I don’t think that human values are well described by a utility function if, by “utility function”, we mean “a function which an optimizing agent will behave risk-neutrally towards”. If we mean something more general by “utility function”, then I am less confident that human values don’t fit into one.
It seems challenging to understand you. What does it mean to behave risk-neutrally towards a function? To behave risk-neutrally, there has to be an environment with some potential risks in it.
...It seems challenging to understand you, too. Everything that optimizes for a function needs an environment to do it in. Indeed, any utility function extracted from a human’s values would make sense only relative to an environment with risks in it, whether the agent trying to optimize that function is a human or not, risk-neutral or not.
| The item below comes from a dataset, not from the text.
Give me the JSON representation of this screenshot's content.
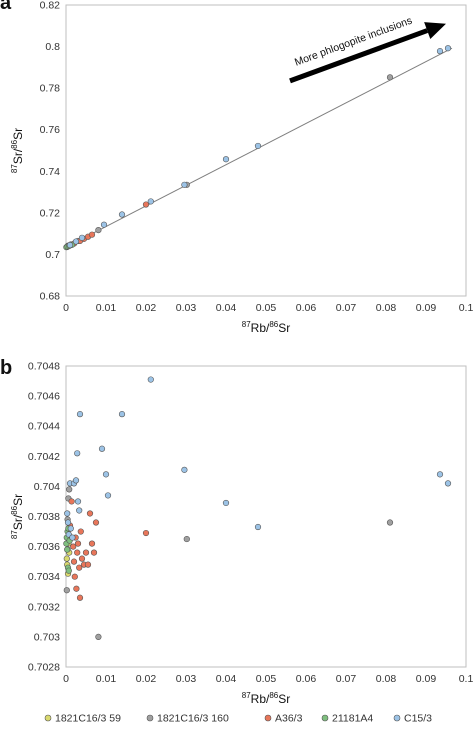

So what are you asking?
I was trying to get you to clarify what you meant.
As far as I can tell, your reply makes no attempt to clarify :-(
“Utility function” does not normally mean:
“a function which an optimizing agent will behave risk-neutrally towards”.
It means the function which, when maximised, explains an agent’s goal-directed actions.
Apart from the issue of “why-redefine”, the proposed redefinition appears incomprehensible—at least to me.
I have concluded to my satisfaction that it would not be an efficient expenditure of our time to continue attempting to understand each other in this matter.
Can you give an example of a non-risk-neutral utility function that can’t be converted a standard utility function by rescaling.
Bonus points if it doesn’t make you into a money pump.
No, because I don’t have a good handle on what magic can and cannot be done with math; when I have tried to do this in the past, it looks like this.
Me: But thus and so and thresholds and ambivalence without indifference and stuff.
Mathemagician: POOF! Look, this thing you don’t understand satisfies your every need.
My guess would be that she meant that there is no physical event that corresponds to a utile with which humans want to behave risk-neutrally toward, and/or that if you abstracted human values enough to create an abstract such utile, it would be unrecognizable and unFriendly.
This is at least close, if I understand what you’re saying.